A opinião pública tem um enorme peso político. De acordo com essa maré se ganham e perdem eleições. Muitas decisões de interesse geral perdem racionalidade por receio de que a opinião pública não lhes seja favorável.

É certo que em democracia a vontade da maioria é uma força fundadora, o que não significa que ela se aplique a todos os domínios. No campo da geometria euclidiana o quadrado da hipotenusa será sempre igual à soma do quadrado dos catetos. Não é razoável, em nome do direito à opinião, alguns “acharem” que assim não é. Ou aceitar como possivelmente correta uma resposta que distorça os princípios científicos e matemáticos comprovados, sem que junto a essa solução esteja adjunta a prova.

Dir-se-á que a ciência evoluiu e a dúvida é o motor do conhecimento. Assim é, mas nenhuma afirmação aceite pela comunidade científica é substituída por outra sem prova experimental ou dedução lógica.

Existe quem acredite que a terra é plana. Em maior número os que acreditam que Deus criou o homem na sua forma actual. Na verdade, mais de 1/3 dos americanos levam à risca o Genesis do Antigo Testamento. Será que o direito à opinião tornaria razoável que nos livros de ciências publicados sob a égide do Ministério da Educação estivessem lado a lado a teoria da evolução e o Adão e Eva? Ou que estivesse inscrita a teoria de que se caminharmos até à borda da terra cairíamos no espaço, porque o nosso planeta tem a forma de um prato?

Que não se pense que são só os tristemente ignorantes a partilharem estas convicções. A teoria da conspiração em relação às vacinas, que está por detrás do ressurgimento do sarampo, é sobretudo popular nas classes mais abastadas. Não será por isso que plano nacional de vacinação deva ser facultativo.

Há os que afirmam que a medicina tradicional chinesa existe há milhares de anos donde a sua validade, mas durante quantos milénios se acreditou que o Sol girava em torno da Terra? Ou que o caldo de galinha é bom para a constipação…

Porquê acreditar na medicina tradicional chinesa e não na africana? Ou já agora na portuguesa. Há pouco tempo deparei-me com uma criança que tinha presa ao nível do umbigo uma fina corda de pontas unidas por um laço. Perguntei à mãe para que servia? Para afastar as lombrigas, respondeu-me. Há tempo notei nas costas de uma criança as marcas distintivas de ventosas, prática que vem desde a idade média. Torna-se por isso recomendável?

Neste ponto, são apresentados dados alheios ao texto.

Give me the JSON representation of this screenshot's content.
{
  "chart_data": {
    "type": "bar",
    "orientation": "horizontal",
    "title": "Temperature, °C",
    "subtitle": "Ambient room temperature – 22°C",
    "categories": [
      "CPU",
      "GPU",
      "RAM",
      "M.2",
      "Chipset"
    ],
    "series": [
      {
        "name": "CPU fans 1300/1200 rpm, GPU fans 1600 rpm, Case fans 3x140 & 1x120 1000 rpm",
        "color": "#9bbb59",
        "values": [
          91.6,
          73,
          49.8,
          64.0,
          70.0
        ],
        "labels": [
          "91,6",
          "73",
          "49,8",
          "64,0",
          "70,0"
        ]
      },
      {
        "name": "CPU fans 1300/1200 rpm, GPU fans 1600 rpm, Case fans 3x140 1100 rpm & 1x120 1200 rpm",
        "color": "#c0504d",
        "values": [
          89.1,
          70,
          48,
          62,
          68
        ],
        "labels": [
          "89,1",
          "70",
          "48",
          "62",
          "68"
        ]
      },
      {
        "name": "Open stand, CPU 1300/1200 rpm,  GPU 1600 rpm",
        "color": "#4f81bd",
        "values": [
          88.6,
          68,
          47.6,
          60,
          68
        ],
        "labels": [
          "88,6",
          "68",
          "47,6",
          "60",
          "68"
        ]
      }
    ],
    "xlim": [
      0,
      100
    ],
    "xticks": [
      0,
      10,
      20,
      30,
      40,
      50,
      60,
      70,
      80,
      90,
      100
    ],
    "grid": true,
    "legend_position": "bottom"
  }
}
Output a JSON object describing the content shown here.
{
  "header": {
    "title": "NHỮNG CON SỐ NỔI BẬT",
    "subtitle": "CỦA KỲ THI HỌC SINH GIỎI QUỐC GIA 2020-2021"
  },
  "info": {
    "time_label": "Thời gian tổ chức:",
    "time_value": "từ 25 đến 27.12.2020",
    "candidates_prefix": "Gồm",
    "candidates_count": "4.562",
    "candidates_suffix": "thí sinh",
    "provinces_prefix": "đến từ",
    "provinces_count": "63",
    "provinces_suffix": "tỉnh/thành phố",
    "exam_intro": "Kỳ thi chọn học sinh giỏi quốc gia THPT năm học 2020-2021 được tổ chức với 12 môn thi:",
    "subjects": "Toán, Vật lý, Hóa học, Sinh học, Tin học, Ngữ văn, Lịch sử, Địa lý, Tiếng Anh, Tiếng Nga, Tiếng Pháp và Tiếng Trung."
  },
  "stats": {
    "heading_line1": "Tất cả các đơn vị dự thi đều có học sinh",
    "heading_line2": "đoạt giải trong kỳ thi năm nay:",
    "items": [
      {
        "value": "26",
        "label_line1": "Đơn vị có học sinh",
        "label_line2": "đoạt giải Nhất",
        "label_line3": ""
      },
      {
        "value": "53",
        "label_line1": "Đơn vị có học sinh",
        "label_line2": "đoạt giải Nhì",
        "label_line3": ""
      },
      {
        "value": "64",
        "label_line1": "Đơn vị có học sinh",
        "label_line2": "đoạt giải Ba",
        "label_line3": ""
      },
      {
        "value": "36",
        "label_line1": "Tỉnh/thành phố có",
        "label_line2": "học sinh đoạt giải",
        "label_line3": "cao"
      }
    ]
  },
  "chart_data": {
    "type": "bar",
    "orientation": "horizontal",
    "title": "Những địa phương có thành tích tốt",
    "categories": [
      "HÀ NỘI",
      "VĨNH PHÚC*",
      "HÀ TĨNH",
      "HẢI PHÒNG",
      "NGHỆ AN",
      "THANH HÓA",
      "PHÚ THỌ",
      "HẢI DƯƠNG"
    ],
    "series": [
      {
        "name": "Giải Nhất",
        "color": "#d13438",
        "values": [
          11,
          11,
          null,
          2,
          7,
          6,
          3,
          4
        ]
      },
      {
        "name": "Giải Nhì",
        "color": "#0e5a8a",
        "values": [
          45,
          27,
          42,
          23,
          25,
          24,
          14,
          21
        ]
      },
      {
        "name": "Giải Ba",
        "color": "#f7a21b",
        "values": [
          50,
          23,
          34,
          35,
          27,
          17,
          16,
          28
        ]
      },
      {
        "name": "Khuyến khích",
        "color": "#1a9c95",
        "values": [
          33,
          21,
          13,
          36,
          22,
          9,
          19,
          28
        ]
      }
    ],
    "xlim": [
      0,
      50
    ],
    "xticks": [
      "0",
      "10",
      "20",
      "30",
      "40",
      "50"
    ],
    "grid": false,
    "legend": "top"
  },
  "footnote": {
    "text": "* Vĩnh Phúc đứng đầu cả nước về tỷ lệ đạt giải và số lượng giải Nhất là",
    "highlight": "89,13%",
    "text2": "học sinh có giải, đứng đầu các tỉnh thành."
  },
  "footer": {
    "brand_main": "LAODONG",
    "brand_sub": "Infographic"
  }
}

A questão agrava-se quando são os técnicos de saúde cúmplices ou mesmo fomentadores da ignorância. É para mim incompreensível que médicos pratiquem homeopatia, ou que a bastonária da ordem dos enfermeiros patrocine as medicinas alternativas, e aceite que sejam incorporadas no serviço nacional de saúde à custa do dinheiro de todos nós. Não se pense que essas práticas são inócuas: na verdade ao atrasarem intervenções eficazes provocam dano significativo.

A medicina está cada vez mais sofisticada e mais cara. Os recursos financeiros são limitados. Usá-los em terapias sem evidência científica é gestão danosa. Não existe (que eu saiba), engenharia alternativa, direito alternativo ou matemática alternativa. Se houvesse cairiam ainda mais pontes, a justiça seria mais perversa, e o homem não ia à lua. Com as medicinas alternativas a esperança de vida manter-se-ia ao nível da idade média. Ou não seria assim?

Dizia Einstein que qualquer um pode saber, difícil é compreender. Nesta altura de recomeço da escola o meu desejo é que mais do que conhecimento se ajude as nossas crianças a reflectir. Se lhes dê os instrumentos necessários para navegarem neste mundo em que as massas são manipuladas por informações falsas, e se criam convicções insustentadas. Coloca-se em pé de igualdade o astrónomo e o astrólogo. Somos todos iguais perante a lei, o meu voto político tem o mesmo valor do que qualquer outro cidadão, mas no que à medicina diz respeito a minha autoridade não é comparável à do homem comum.

Como gostaria que ao chegarem das aulas as minhas filhas me dissessem: Hoje aprendi a pensar.